At the moment - tasks are manually approved. This is bound to change as escrow system gets developed. You can find development roadmap found about.cryptotask.org Feedback is added with after a task is successfully completed, which over time would create high quality freelancers from ones who don't perform so well.

As for the dispute system - I'll copy previously provided answer taken from Forbes article: "With a review system like that of CryptoTask, reviewers are token holders that stake an amount equal to the task value that they are putting themselves forward for as a potential reviewer. It means that being a stakeholder, you already have a chance of being selected. That chance is directly proportional to that individual's stake, so this prevents sybil attacks.

If they do, however, get randomly selected to be a reviewer and the task goes into dispute, they are required to cast a vote on whether or not they think the task was actually completed. If a reviewer votes against the consensus or does not vote at all, they do not lose any certain percentage of their staked amount.
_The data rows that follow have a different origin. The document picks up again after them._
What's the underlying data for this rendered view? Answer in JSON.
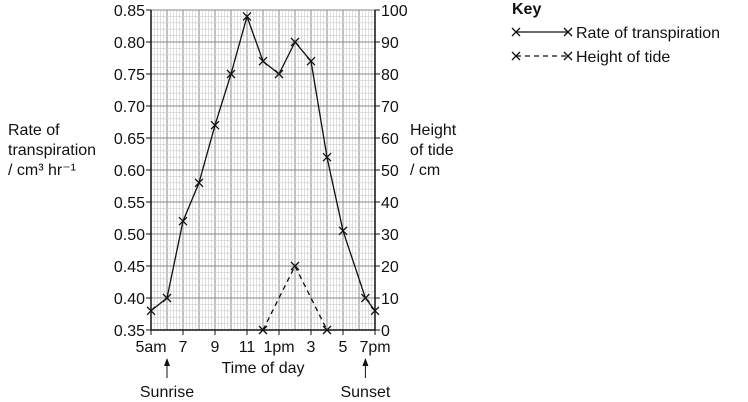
{
  "chart_data": {
    "type": "line",
    "xlabel": "Time of day",
    "x_tick_labels": [
      "5am",
      "7",
      "9",
      "11",
      "1pm",
      "3",
      "5",
      "7pm"
    ],
    "x_ticks_hours": [
      5,
      7,
      9,
      11,
      13,
      15,
      17,
      19
    ],
    "xlim": [
      5,
      19
    ],
    "ylabel_left": [
      "Rate of",
      "transpiration",
      "/ cm³ hr⁻¹"
    ],
    "ylim_left": [
      0.35,
      0.85
    ],
    "y_ticks_left": [
      "0.85",
      "0.80",
      "0.75",
      "0.70",
      "0.65",
      "0.60",
      "0.55",
      "0.50",
      "0.45",
      "0.40",
      "0.35"
    ],
    "ylabel_right": [
      "Height",
      "of tide",
      "/ cm"
    ],
    "ylim_right": [
      0,
      100
    ],
    "y_ticks_right": [
      "100",
      "90",
      "80",
      "70",
      "60",
      "50",
      "40",
      "30",
      "20",
      "10",
      "0"
    ],
    "grid": true,
    "legend": {
      "title": "Key",
      "position": "top-right"
    },
    "series": [
      {
        "name": "Rate of transpiration",
        "axis": "left",
        "style": "solid",
        "x": [
          5,
          6,
          7,
          8,
          9,
          10,
          11,
          12,
          13,
          14,
          15,
          16,
          17,
          18.4,
          19
        ],
        "y": [
          0.38,
          0.4,
          0.52,
          0.58,
          0.67,
          0.75,
          0.84,
          0.77,
          0.75,
          0.8,
          0.77,
          0.62,
          0.505,
          0.4,
          0.38
        ]
      },
      {
        "name": "Height of tide",
        "axis": "right",
        "style": "dashed",
        "x": [
          12,
          14,
          16
        ],
        "y": [
          0,
          20,
          0
        ]
      }
    ],
    "annotations": [
      {
        "text": "Sunrise",
        "x": 6
      },
      {
        "text": "Sunset",
        "x": 18.4
      }
    ]
  }
}
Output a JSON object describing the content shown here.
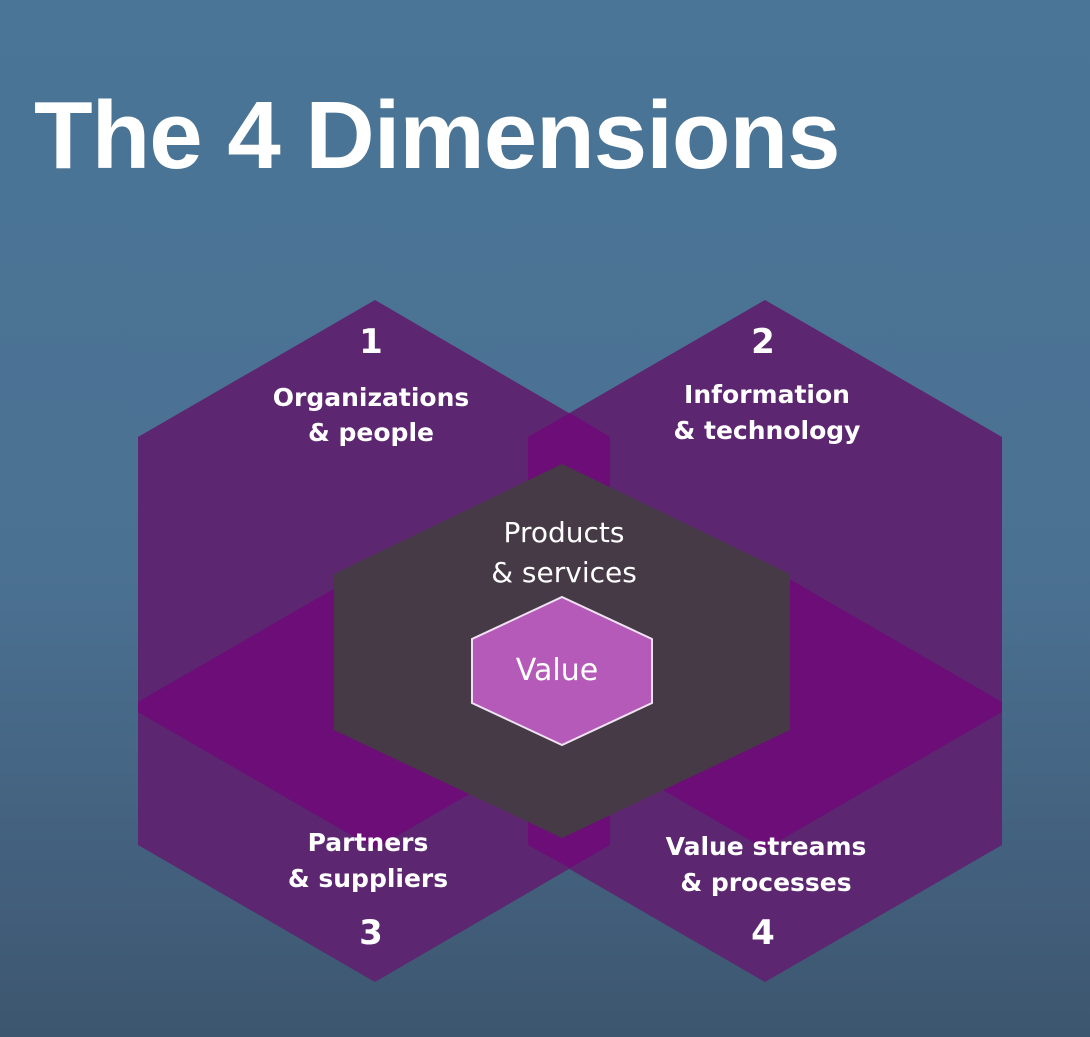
{
  "slide": {
    "title": "The 4 Dimensions"
  },
  "diagram": {
    "dimensions": [
      {
        "number": "1",
        "line1": "Organizations",
        "line2": "& people"
      },
      {
        "number": "2",
        "line1": "Information",
        "line2": "& technology"
      },
      {
        "number": "3",
        "line1": "Partners",
        "line2": "& suppliers"
      },
      {
        "number": "4",
        "line1": "Value streams",
        "line2": "& processes"
      }
    ],
    "core": {
      "line1": "Products",
      "line2": "& services"
    },
    "center": {
      "label": "Value"
    }
  },
  "colors": {
    "background": "#4a7597",
    "dimension_hex": "#5c2670",
    "overlap": "#6c0d78",
    "core_hex": "#463a46",
    "value_hex": "#b55ab8",
    "text": "#ffffff"
  }
}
Some of the benefits of such a system include:

    Selection happens in secret to prevent reviewers from influencing the consensus through collusion.
    A two-stage voting process (secret commit and then reveal) means reviewers can’t wait to see how other reviewers voted and then just go with the consensus.
    Reviewers would generally be professionals with a relatively large token stake and therefore in a good position to escalate and vote on a dispute."
This would sum up dispute system with incentive for reviewers being 10% of the task value split among them.
Very cool. Although there's still challenge on the human side on /seeding/ the right high quality initial network, I can see something like this really being able to scale. The question of course is how well this conceptually scales with task complexity -- obviously, something like an Amazon MTurk task is one thing and probably the appropriate existing system for a system like this to supplant.

With that said, how does this scale to handling more complex tasks that require more back and forth? There's the "fuzzy" area of problem solving as tasks get larger and less clearly defined. Is that out of scope for now to keep focus is on the low hanging fruit?

I would love to see something like this completely deprecate MTurk and low wage Upwork.